A 3.23 gram sample of a sodium bicarbonate mixture was reacted with excess acid. 48.52 mL of the evolved gas was collected of the water at .930 atm. and 23.0 degrees C. What is the percentage of sodium bicarbonate in the original mixture?
I would convert 0.930 atm to mm Hg. 0.930*760 = ??
Then use (P1V1/T1) = (P2V2/T2) to convert 48.52 mL to V2 at STP. Remember to correct P1 for vapor pressure of water. Look up v.p. H2O at 23 C and subtract from P1.
Finally, mL CO2 at STP x (1 mol/22,400 mL) converts to moles CO2, that times molar mass CO2 converts to grams and (g/mass sample)*100 = %CO2
Post your work if you get stuck.
I started to use PV=nRT.
So,
n = (.930 atm)(.04852 L)
------------------ = 1.86 x 10^ -3
(.0821) (296 K) mol
I multiplied that by 84 g/mol (molar mass of sodium bicarbonate) and then by 100%....which equated to 15.62%.
That seems off to me. Do you know what I'm doing wrong?

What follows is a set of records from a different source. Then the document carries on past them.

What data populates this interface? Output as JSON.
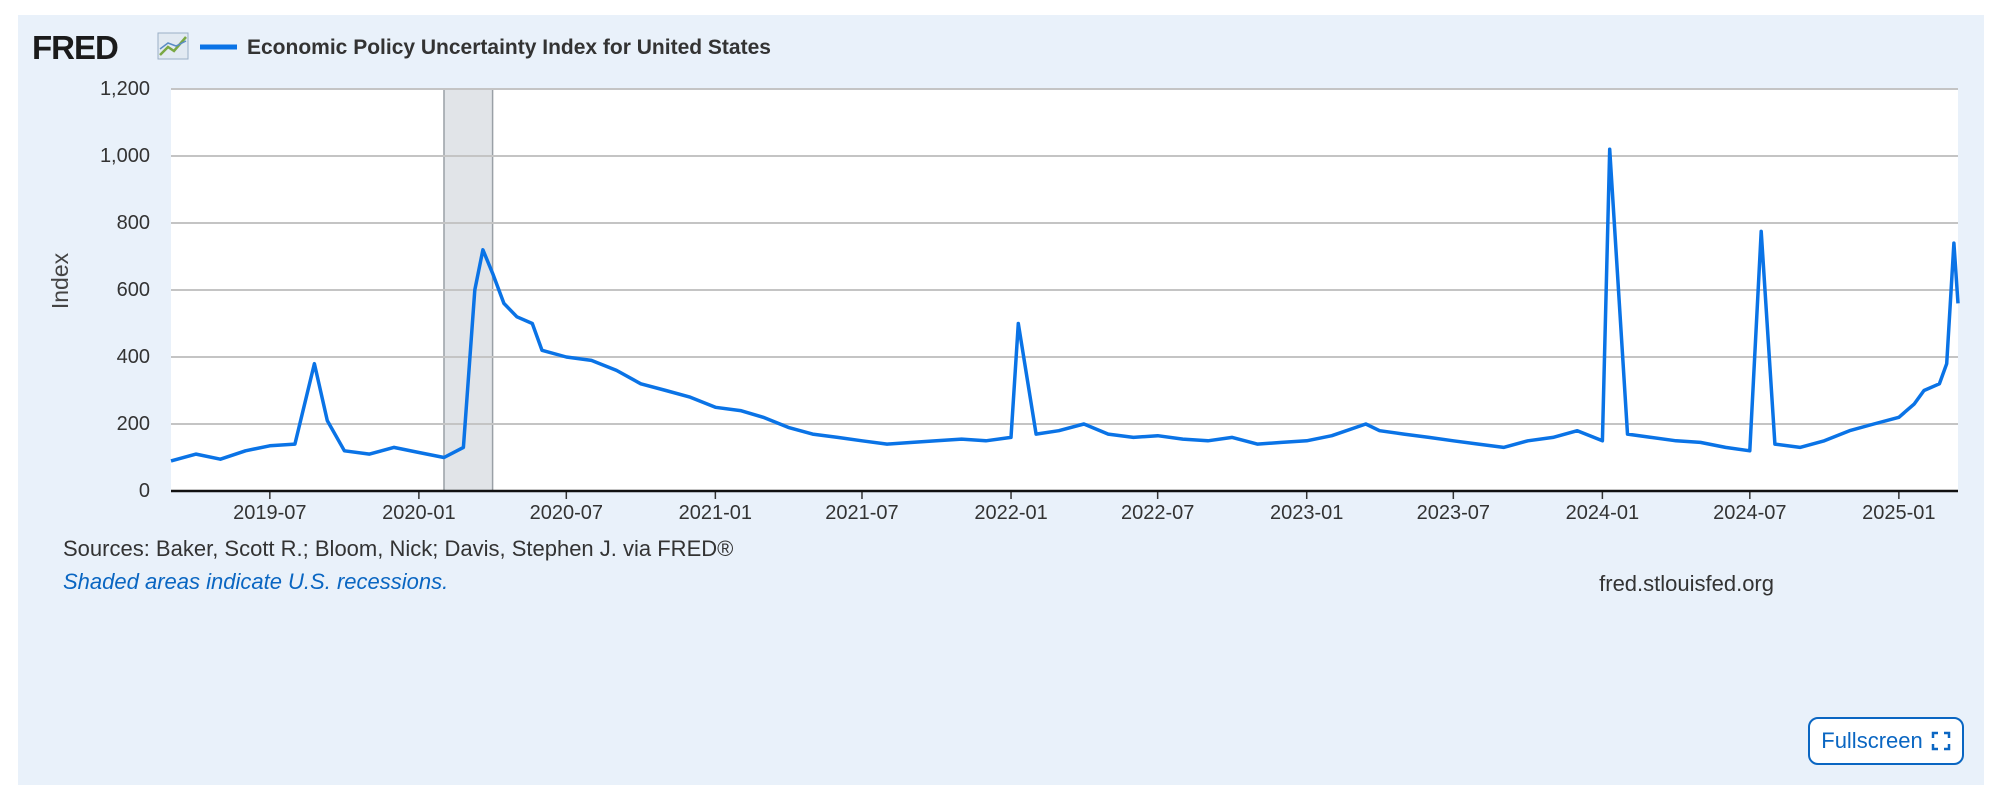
{
  "header": {
    "logo_text": "FRED",
    "series_title": "Economic Policy Uncertainty Index for United States",
    "series_color": "#0a73e6"
  },
  "footer": {
    "sources": "Sources: Baker, Scott R.; Bloom, Nick; Davis, Stephen J. via FRED®",
    "recession_note": "Shaded areas indicate U.S. recessions.",
    "site": "fred.stlouisfed.org",
    "fullscreen_label": "Fullscreen"
  },
  "chart_data": {
    "type": "line",
    "title": "Economic Policy Uncertainty Index for United States",
    "ylabel": "Index",
    "xlabel": "",
    "ylim": [
      0,
      1200
    ],
    "xlim": [
      "2019-03-01",
      "2025-03-15"
    ],
    "yticks": [
      0,
      200,
      400,
      600,
      800,
      1000,
      1200
    ],
    "ytick_labels": [
      "0",
      "200",
      "400",
      "600",
      "800",
      "1,000",
      "1,200"
    ],
    "xtick_labels": [
      "2019-07",
      "2020-01",
      "2020-07",
      "2021-01",
      "2021-07",
      "2022-01",
      "2022-07",
      "2023-01",
      "2023-07",
      "2024-01",
      "2024-07",
      "2025-01"
    ],
    "grid": true,
    "legend": "top-left",
    "recessions": [
      {
        "start": "2020-02-01",
        "end": "2020-04-01"
      }
    ],
    "series": [
      {
        "name": "Economic Policy Uncertainty Index for United States",
        "color": "#0a73e6",
        "x": [
          "2019-03-01",
          "2019-04-01",
          "2019-05-01",
          "2019-06-01",
          "2019-07-01",
          "2019-08-01",
          "2019-08-25",
          "2019-09-10",
          "2019-10-01",
          "2019-11-01",
          "2019-12-01",
          "2020-01-01",
          "2020-02-01",
          "2020-02-25",
          "2020-03-10",
          "2020-03-20",
          "2020-04-01",
          "2020-04-15",
          "2020-05-01",
          "2020-05-20",
          "2020-06-01",
          "2020-07-01",
          "2020-08-01",
          "2020-09-01",
          "2020-10-01",
          "2020-11-01",
          "2020-12-01",
          "2021-01-01",
          "2021-02-01",
          "2021-03-01",
          "2021-04-01",
          "2021-05-01",
          "2021-06-01",
          "2021-07-01",
          "2021-08-01",
          "2021-09-01",
          "2021-10-01",
          "2021-11-01",
          "2021-12-01",
          "2022-01-01",
          "2022-01-10",
          "2022-02-01",
          "2022-03-01",
          "2022-04-01",
          "2022-05-01",
          "2022-06-01",
          "2022-07-01",
          "2022-08-01",
          "2022-09-01",
          "2022-10-01",
          "2022-11-01",
          "2022-12-01",
          "2023-01-01",
          "2023-02-01",
          "2023-03-15",
          "2023-04-01",
          "2023-05-01",
          "2023-06-01",
          "2023-07-01",
          "2023-08-01",
          "2023-09-01",
          "2023-10-01",
          "2023-11-01",
          "2023-12-01",
          "2024-01-01",
          "2024-01-10",
          "2024-02-01",
          "2024-03-01",
          "2024-04-01",
          "2024-05-01",
          "2024-06-01",
          "2024-07-01",
          "2024-07-15",
          "2024-08-01",
          "2024-09-01",
          "2024-10-01",
          "2024-11-01",
          "2024-12-01",
          "2025-01-01",
          "2025-01-20",
          "2025-02-01",
          "2025-02-20",
          "2025-03-01",
          "2025-03-10",
          "2025-03-15"
        ],
        "y": [
          90,
          110,
          95,
          120,
          135,
          140,
          380,
          210,
          120,
          110,
          130,
          115,
          100,
          130,
          600,
          720,
          650,
          560,
          520,
          500,
          420,
          400,
          390,
          360,
          320,
          300,
          280,
          250,
          240,
          220,
          190,
          170,
          160,
          150,
          140,
          145,
          150,
          155,
          150,
          160,
          500,
          170,
          180,
          200,
          170,
          160,
          165,
          155,
          150,
          160,
          140,
          145,
          150,
          165,
          200,
          180,
          170,
          160,
          150,
          140,
          130,
          150,
          160,
          180,
          150,
          1020,
          170,
          160,
          150,
          145,
          130,
          120,
          775,
          140,
          130,
          150,
          180,
          200,
          220,
          260,
          300,
          320,
          380,
          740,
          560
        ]
      }
    ]
  }
}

The first thing you did wrong is that you didn't correct for the vapor pressure of water at 23 C. Therefore, the n you calculated is n for moles CO2 + moles H2O whatever that means (it means the gas is wet and not dry). To correct, look up the vapor pressure of water at 23 C (usually given in tables in mm Hg; therefore, convert that to atm and subtract from the 0.930 atm if you want to continue with your method.) Then recalculate n, which this time will be for the dry gas. The n you have should be a little lower than 0.00186 but not by much. The second thing you did wrong is that you calculated grams NaHCO3 (which you should have done) BUT you didn't calculate that as the percent of the 3.23 g sample.
%NaHCO3 = (mass NaHCO3/mass sample)*100 = ?? I think you should end up with some value about 4 or 5%.

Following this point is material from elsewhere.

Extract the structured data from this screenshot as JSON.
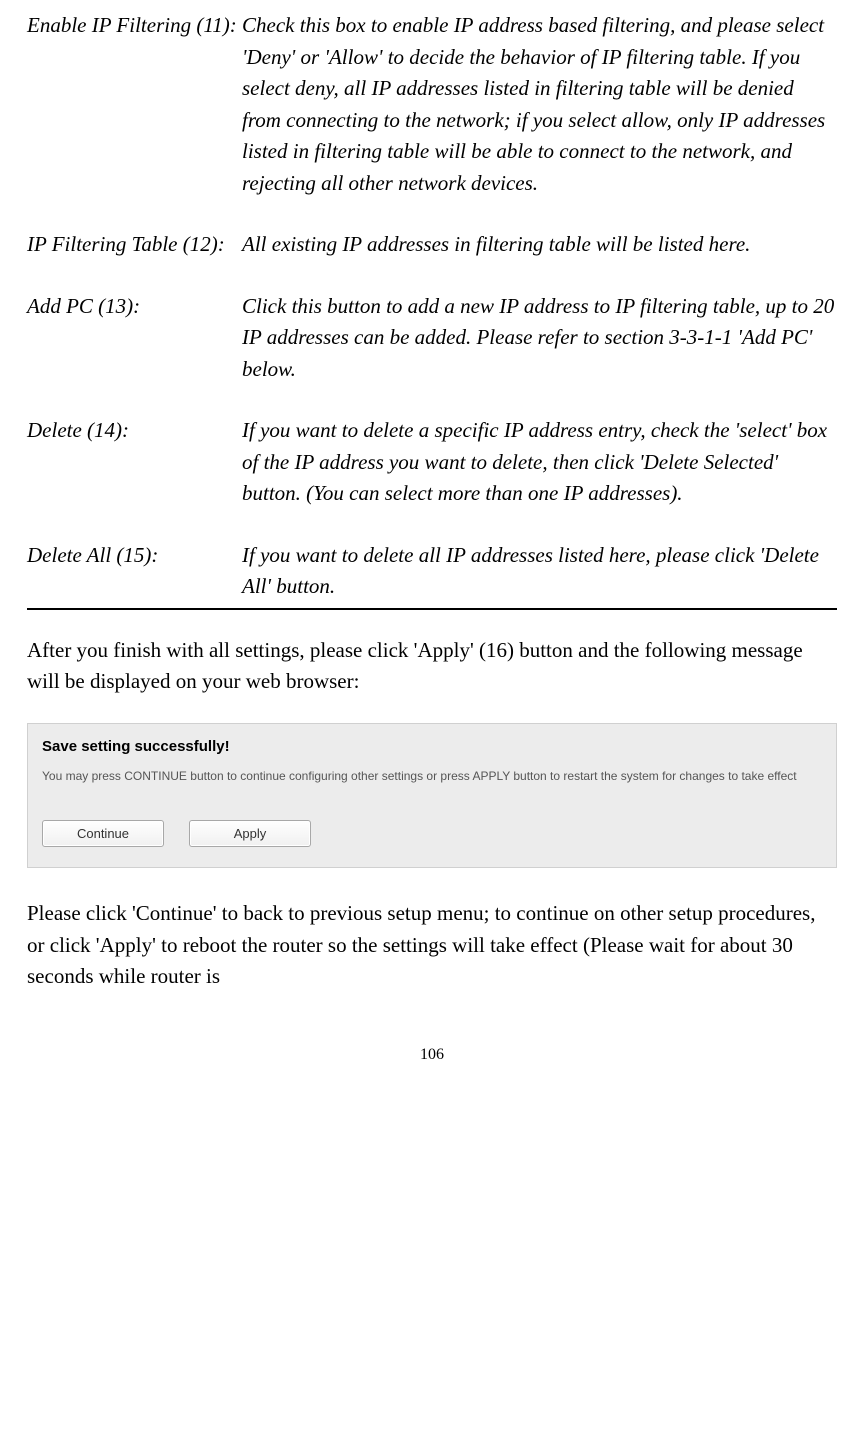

Please note that if you worked it as I did, that I calculated %CO2 and not %NaHCO3. There is nothing wrong with what I did; however, I didn't answer the question (at least not completely).
I hope this helps.
To determine the percentage of sodium bicarbonate in the original mixture, we need to calculate the amount of sodium bicarbonate reacted and compare it to the total mass of the sample.
First, we need to find the number of moles of gas evolved using the Ideal Gas Law equation: PV = nRT, where P is the pressure, V is the volume, n is the number of moles, R is the ideal gas constant, and T is the temperature.
Given:
Pressure (P) = 0.930 atm
Volume (V) = 48.52 mL = 0.04852 L (convert mL to L)
Temperature (T) = 23.0 degrees C = 23.0 + 273.15 = 296.15 K (convert Celsius to Kelvin)
Ideal Gas Constant (R) = 0.0821 L*atm/(mol*K)
Now, rearranging the Ideal Gas Law equation to solve for the number of moles (n):
n = PV / (RT)
Substituting the given values:
n = (0.930 atm * 0.04852 L) / (0.0821 L*atm/(mol*K) * 296.15 K)
Next, we need to calculate the amount of sodium bicarbonate (NaHCO3) reacted using stoichiometry.
The balanced chemical equation for the reaction between sodium bicarbonate and acid is:
2 NaHCO3 + 2 HCl -> 2 CO2 + 2 H2O + 2 NaCl
This equation tells us that for every 2 moles of NaHCO3 reacted, 2 moles of CO2 are produced.
Since the number of moles of CO2 produced is equal to the number of moles of gas evolved, we can say:
1 mole of CO2 evolved = 1 mole of NaHCO3 reacted
Therefore, the number of moles of NaHCO3 reacted can be calculated as:
moles of NaHCO3 reacted = 0.5 * n
Now we can determine the mass of NaHCO3 reacted using its molar mass. The molar mass of sodium bicarbonate (NaHCO3) is:
Na = 22.99 g/mol
H = 1.01 g/mol
C = 12.01 g/mol
O = 16.00 g/mol
Molar mass of NaHCO3 = (22.99 g/mol) + (1.01 g/mol) + (12.01 g/mol) + (3 * 16.00 g/mol)
Finally, we can calculate the mass percentage of NaHCO3 in the original mixture:
mass percentage of NaHCO3 = (mass of NaHCO3 reacted / mass of the sample) * 100
The mass of the sample is given as 3.23 grams.
By following the steps outlined above, you can now calculate the percentage of sodium bicarbonate in the original mixture.